Showing posts with label orecchiette. Show all posts
Showing posts with label orecchiette. Show all posts

Thursday, December 29, 2011

Beef Stew from Leftover Pot Roast

After making a full sized pot roast last week, I had a ton leftover. I put the leftovers into two tupperwear containers and threw them in the freezer. Earlier this week, I decided to take one out to thaw for dinner. Instead of just heating it up, I re-purposed it into beef stew. It was great! I may even like it more than the original pot roast. I put the meat and the sauce into a sauce pan and gently warmed it up and finished thawing it. Once the meat was thawed into to cut, I took it out, put it on a cutting board, and shredded it into bite sized pieces. I returned it to the sauce and let it simmer for about 10 minutes. I added some red pepper flakes, a cap full of Balsamic vinegar, and a pinch of salt to taste. I served it over orecchiette topped with some Pecorino Romano and it was such a tasty stew! A great incarnation of pot roast. I'm having some for lunch today - can't wait!

Monday, October 17, 2011

Rustic Hearty Fall Pasta

Jamie and I had some sausage from Faicco's for breakfast on Sunday which inspired me to make a pasta with sausage.

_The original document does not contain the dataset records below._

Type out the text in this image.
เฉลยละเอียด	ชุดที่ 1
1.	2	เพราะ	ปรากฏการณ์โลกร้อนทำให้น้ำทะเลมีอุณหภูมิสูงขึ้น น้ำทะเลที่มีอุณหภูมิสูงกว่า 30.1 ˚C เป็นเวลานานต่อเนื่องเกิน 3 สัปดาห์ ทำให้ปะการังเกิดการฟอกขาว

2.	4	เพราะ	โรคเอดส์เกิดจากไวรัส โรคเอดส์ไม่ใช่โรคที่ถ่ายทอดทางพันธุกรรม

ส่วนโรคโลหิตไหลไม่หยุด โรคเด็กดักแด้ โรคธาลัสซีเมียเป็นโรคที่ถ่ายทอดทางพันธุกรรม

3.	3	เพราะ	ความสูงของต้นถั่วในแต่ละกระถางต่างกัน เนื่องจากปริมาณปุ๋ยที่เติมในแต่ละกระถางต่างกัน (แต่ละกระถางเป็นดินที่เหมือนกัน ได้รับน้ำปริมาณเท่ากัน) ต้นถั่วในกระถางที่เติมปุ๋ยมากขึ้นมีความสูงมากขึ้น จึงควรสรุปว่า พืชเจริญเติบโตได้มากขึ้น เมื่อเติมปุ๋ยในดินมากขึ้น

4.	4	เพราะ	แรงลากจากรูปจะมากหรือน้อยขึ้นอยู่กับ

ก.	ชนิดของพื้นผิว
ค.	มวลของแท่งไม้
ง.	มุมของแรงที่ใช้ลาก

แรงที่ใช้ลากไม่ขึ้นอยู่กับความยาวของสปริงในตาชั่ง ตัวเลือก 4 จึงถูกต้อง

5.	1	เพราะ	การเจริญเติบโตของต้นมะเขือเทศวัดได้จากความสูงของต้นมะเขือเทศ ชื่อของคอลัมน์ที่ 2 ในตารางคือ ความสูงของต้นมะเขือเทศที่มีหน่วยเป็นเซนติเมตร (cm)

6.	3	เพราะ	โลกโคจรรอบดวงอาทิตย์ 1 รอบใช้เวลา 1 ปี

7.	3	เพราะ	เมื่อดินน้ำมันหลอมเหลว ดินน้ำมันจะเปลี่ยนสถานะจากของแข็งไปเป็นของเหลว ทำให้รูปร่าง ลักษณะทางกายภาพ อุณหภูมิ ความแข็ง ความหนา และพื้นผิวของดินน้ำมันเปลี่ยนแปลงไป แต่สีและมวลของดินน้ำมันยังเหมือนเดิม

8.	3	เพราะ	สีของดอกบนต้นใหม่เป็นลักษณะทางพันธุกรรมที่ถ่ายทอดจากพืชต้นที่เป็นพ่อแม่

I love using sausage with Swiss Chard or kale, so I decided to make a fall pasta with Swiss Chard, sausage, butternut squash for sweetness, and some white beans (because I had them). It was a good Sunday night dinner and we had plenty leftover. I used orecchiette because Jamie loves little pastas and it goes well with sausage.

Ingredients:
1 hot and 1 sweet sausage link (can use more if you want)
1 shallot, diced
1 yellow onion, diced
3 cloves of garlic, minced
3 tbsp extra virgin olive oil
1 bunch Swiss Chard, rinsed and chopped, separated into leaves and stems
1 small butternut squash, peeled and cut into 1 inch cubes
1 tsp red pepper flakes
1 cup chicken broth/stock
1 can white beans, drained and rinsed
salt and pepper
orecchiette (or your choice of pasta)
Directions:
Line a baking sheet with foil and preheat the oven to 450. Toss butternut squash with 2 tbsp olive oil, the red peppers flakes, and plenty of salt and pepper and roast until tender (about 30-45 minutes).